I have the $6_1$ knot and my question is how can I easily find the braids that when closed make this knot, what's the easiest way in general for any knot.

Answer 1

What you want is Alexander's Theorem, which describes explicitly how to convert every knot (or link) into a closed braid. The process is pretty simple. Here is a nice description.

I'll say briefly what you have to do, and you can try it out yourself on a knot projection of the $6_1$ knot.

Draw a projection of the knot on the Euclidean plane. Perturb the knot so that its projection is in general position with respect to the rays based at the origin. The outcome of this perturbation is that the projection does not cross the origin, the projection is tangent to rays at some even number $2K$ of points, and these points subdivide the projection into $2K$ subsegments that travel alternately clockwise and counterclockwise around the origin. If $K=0$, i.e. if there are no points of tangency, then the knot goes only clockwise (or only counterclockwise) around the origin, and the closed braid is evident.

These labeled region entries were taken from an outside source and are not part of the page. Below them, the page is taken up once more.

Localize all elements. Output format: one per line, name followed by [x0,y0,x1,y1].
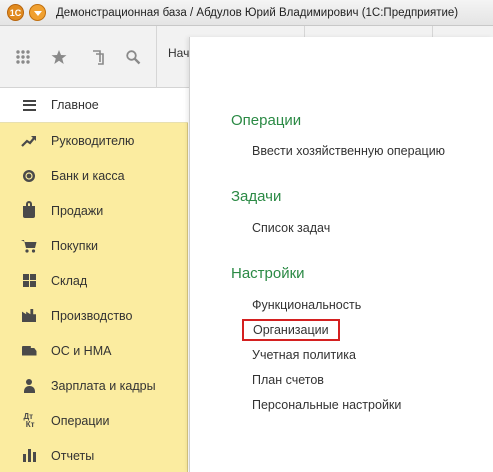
sidebar-item-production[interactable]: Производство [0,298,188,333]
sidebar-item-fixed-assets[interactable]: ОС и НМА [0,333,188,368]
sidebar-item-label: Отчеты [51,448,95,463]
sidebar-item-warehouse[interactable]: Склад [0,263,188,298]
main-menu-button[interactable] [29,4,46,21]
sections-grid-icon[interactable] [12,46,34,68]
coins-icon [20,167,38,185]
sidebar-item-label: Продажи [51,203,104,218]
warehouse-grid-icon [20,272,38,290]
history-icon[interactable] [87,46,109,68]
sidebar-item-main[interactable]: Главное [0,88,188,123]
menu-lines-icon [20,96,38,114]
link-task-list[interactable]: Список задач [252,221,330,235]
sidebar-item-label: Банк и касса [51,168,125,183]
person-icon [20,377,38,395]
trend-up-icon [20,132,38,150]
link-personal-settings[interactable]: Персональные настройки [252,398,401,412]
search-icon[interactable] [122,46,144,68]
sidebar-item-reports[interactable]: Отчеты [0,438,188,472]
bar-chart-icon [20,447,38,465]
shopping-bag-icon [20,201,38,220]
toolbar-divider [156,26,157,88]
sidebar-item-label: Склад [51,273,88,288]
sidebar-item-label: Зарплата и кадры [51,378,156,393]
link-accounting-policy[interactable]: Учетная политика [252,348,356,362]
sidebar-item-operations[interactable]: Дт Кт Операции [0,403,188,438]
cart-icon [20,237,38,255]
sidebar-item-label: Производство [51,308,133,323]
link-organizations[interactable]: Организации [242,319,340,341]
section-title-tasks: Задачи [231,188,282,205]
tab-home[interactable]: Нач [168,46,189,60]
sidebar-item-label: Покупки [51,238,99,253]
sidebar-item-label: ОС и НМА [51,343,112,358]
sidebar-item-label: Операции [51,413,110,428]
link-chart-of-accounts[interactable]: План счетов [252,373,324,387]
sidebar-item-sales[interactable]: Продажи [0,193,188,228]
sidebar-item-manager[interactable]: Руководителю [0,123,188,158]
dt-kt-icon: Дт Кт [23,411,35,429]
sidebar-item-purchases[interactable]: Покупки [0,228,188,263]
sidebar-item-bank[interactable]: Банк и касса [0,158,188,193]
sidebar-item-label: Руководителю [51,133,135,148]
factory-icon [20,307,38,325]
sidebar-item-payroll[interactable]: Зарплата и кадры [0,368,188,403]
title-bar: 1С Демонстрационная база / Абдулов Юрий … [0,0,493,26]
truck-icon [20,342,38,360]
link-enter-operation[interactable]: Ввести хозяйственную операцию [252,144,445,158]
section-title-operations: Операции [231,112,302,129]
link-functionality[interactable]: Функциональность [252,298,361,312]
sections-sidebar: Главное Руководителю Банк и касса Продаж… [0,88,188,472]
section-title-settings: Настройки [231,265,305,282]
app-logo-icon[interactable]: 1С [7,4,24,21]
sidebar-item-label: Главное [51,98,99,112]
favorites-star-icon[interactable] [48,46,70,68]
window-title: Демонстрационная база / Абдулов Юрий Вла… [56,6,459,19]
section-panel: Операции Ввести хозяйственную операцию З… [189,37,493,472]
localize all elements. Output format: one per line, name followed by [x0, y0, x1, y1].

So the work comes when $K \ge 1$. That work consists of isotoping the knot to reduce $K$ inductively to zero. Roughly speaking what you want to do is to take each counterclockwise segment $S$ and isotope the knot so as to push $S$ across the origin, making it into a clockwise segment, reducing $K$ by $1$. This is tricky in general, because when you attempt to isotope $S$, other segments might be dragged along with it. What you do is to subdivide $S$ into small enough pieces each of which has at most one overcrossing or under crossing in the projection, and then you can drag each segment across the origin individually, one-at-a-time, and avoid dragging anything else.

Perhaps, if you start with a simple enough projection of the $6_1$ knot, it won't be very tricky.